By Hal M. Bundrick for MainStreet
NEW YORK (MainStreet) Investors are always urged to perform due diligence when hiring a financial advisor, and one platform often recommended is the Financial Industry Regulatory Authority (FINRA) BrokerCheck tool. But the Public Investors Arbitration Bar Association (PIABA) says due to a "veil of secrecy," consumers are being misled with "crucial" information being excluded from the database.
The PIABA says that the extent of omitted "red flag" background information is so serious that unwitting investors could hire a financial advisor that they would not even consider if they had access to the more complete information now being hidden.
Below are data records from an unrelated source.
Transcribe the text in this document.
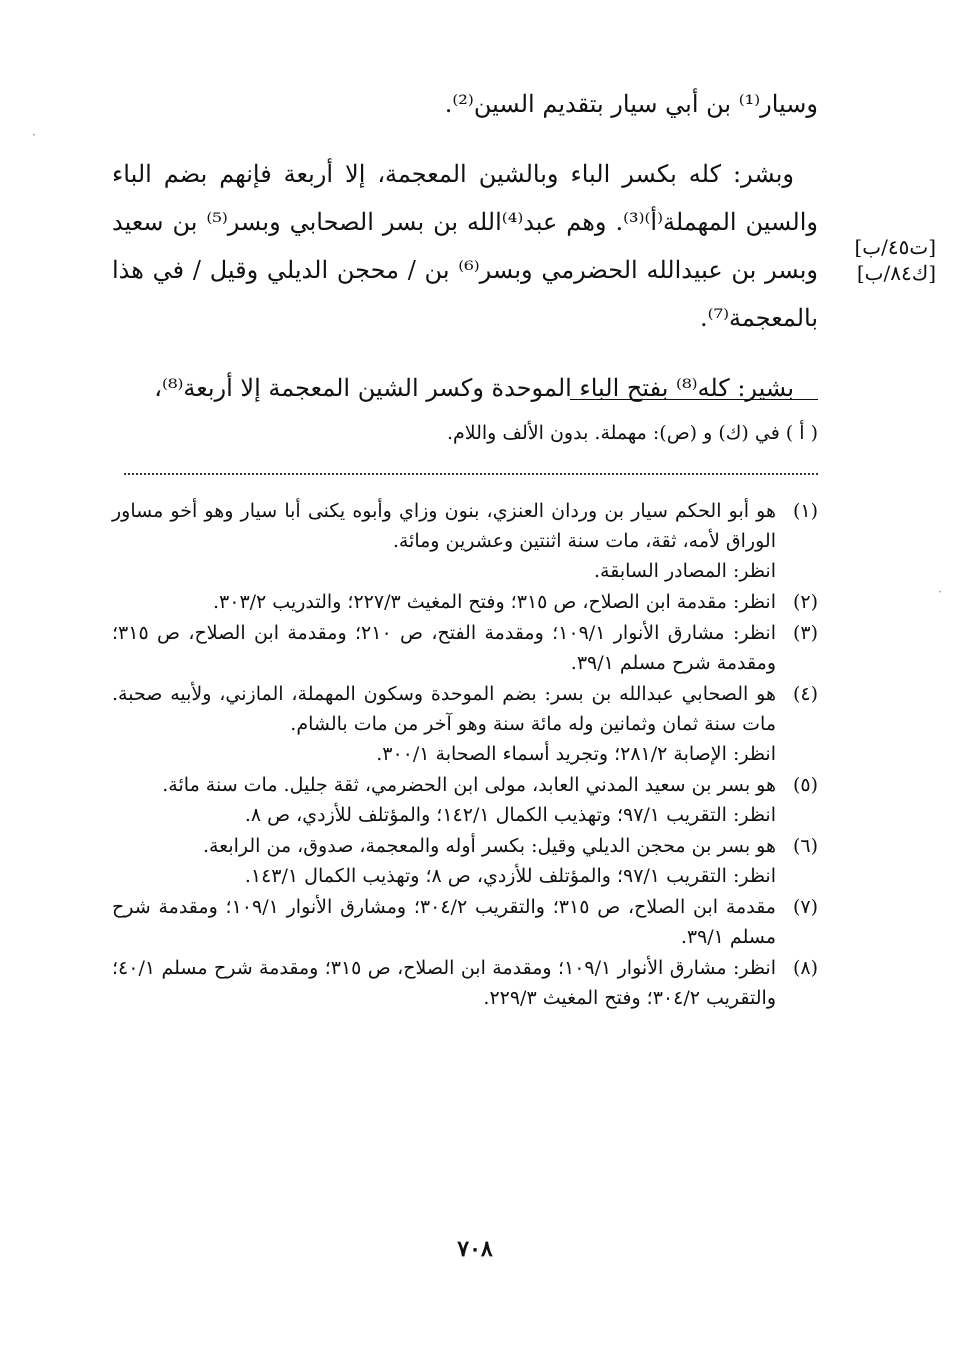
وسيار⁽¹⁾ بن أبي سيار بتقديم السين⁽²⁾.

وبشر: كله بكسر الباء وبالشين المعجمة، إلا أربعة فإنهم بضم الباء والسين المهملة⁽أ⁾⁽³⁾. وهم عبد⁽⁴⁾الله بن بسر الصحابي وبسر⁽⁵⁾ بن سعيد وبسر بن عبيدالله الحضرمي وبسر⁽⁶⁾ بن / محجن الديلي وقيل / في هذا بالمعجمة⁽⁷⁾.

بشير: كله⁽⁸⁾ بفتح الباء الموحدة وكسر الشين المعجمة إلا أربعة⁽⁸⁾،

[ت٤٥/ب]
[ك٨٤/ب]
( أ ) في (ك) و (ص): مهملة. بدون الألف واللام.
(١)
هو أبو الحكم سيار بن وردان العنزي، بنون وزاي وأبوه يكنى أبا سيار وهو أخو مساور الوراق لأمه، ثقة، مات سنة اثنتين وعشرين ومائة.
انظر: المصادر السابقة.
(٢)
انظر: مقدمة ابن الصلاح، ص ٣١٥؛ وفتح المغيث ٢٢٧/٣؛ والتدريب ٣٠٣/٢.
(٣)
انظر: مشارق الأنوار ١٠٩/١؛ ومقدمة الفتح، ص ٢١٠؛ ومقدمة ابن الصلاح، ص ٣١٥؛ ومقدمة شرح مسلم ٣٩/١.
(٤)
هو الصحابي عبدالله بن بسر: بضم الموحدة وسكون المهملة، المازني، ولأبيه صحبة. مات سنة ثمان وثمانين وله مائة سنة وهو آخر من مات بالشام.
انظر: الإصابة ٢٨١/٢؛ وتجريد أسماء الصحابة ٣٠٠/١.
(٥)
هو بسر بن سعيد المدني العابد، مولى ابن الحضرمي، ثقة جليل. مات سنة مائة.
انظر: التقريب ٩٧/١؛ وتهذيب الكمال ١٤٢/١؛ والمؤتلف للأزدي، ص ٨.
(٦)
هو بسر بن محجن الديلي وقيل: بكسر أوله والمعجمة، صدوق، من الرابعة.
انظر: التقريب ٩٧/١؛ والمؤتلف للأزدي، ص ٨؛ وتهذيب الكمال ١٤٣/١.
(٧)
مقدمة ابن الصلاح، ص ٣١٥؛ والتقريب ٣٠٤/٢؛ ومشارق الأنوار ١٠٩/١؛ ومقدمة شرح مسلم ٣٩/١.
(٨)
انظر: مشارق الأنوار ١٠٩/١؛ ومقدمة ابن الصلاح، ص ٣١٥؛ ومقدمة شرح مسلم ٤٠/١؛ والتقريب ٣٠٤/٢؛ وفتح المغيث ٢٢٩/٣.
٧٠٨
·
·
"The veil of secrecy that exists in the current BrokerCheck system should be lifted to allow consumers access to a comprehensive, reliable source so that they can make informed decisions about a profession that has extraordinary influence over their life savings," said Christine Hines, consumer and civil justice counsel with Public Citizen, a non-profit consumer rights advocacy group.
"It is indefensible for FINRA to withhold critical information, already under its control, from the public."
Many state securities agencies offer more complete financial advisor background information than that offered by FINRA, according to the PIABA. The organization believes this data should be incorporated into the BrokerCheck system so that investors can tap comprehensive advisor data from a single source.
"All investors should be able to obtain complete and consistent information about brokers. Period. The quality of the disclosure you get about brokers should not depend on which state you live in," says attorney Jason R. Doss, president of the PIABA. "There is no rational basis for FINRA to hide key 'red flag' information that investors in some states can get from state-level agencies. Given that FINRA has failed repeatedly to take action to increase the disclosures in BrokerCheck, Congress and the SEC need to compel them to do so if necessary."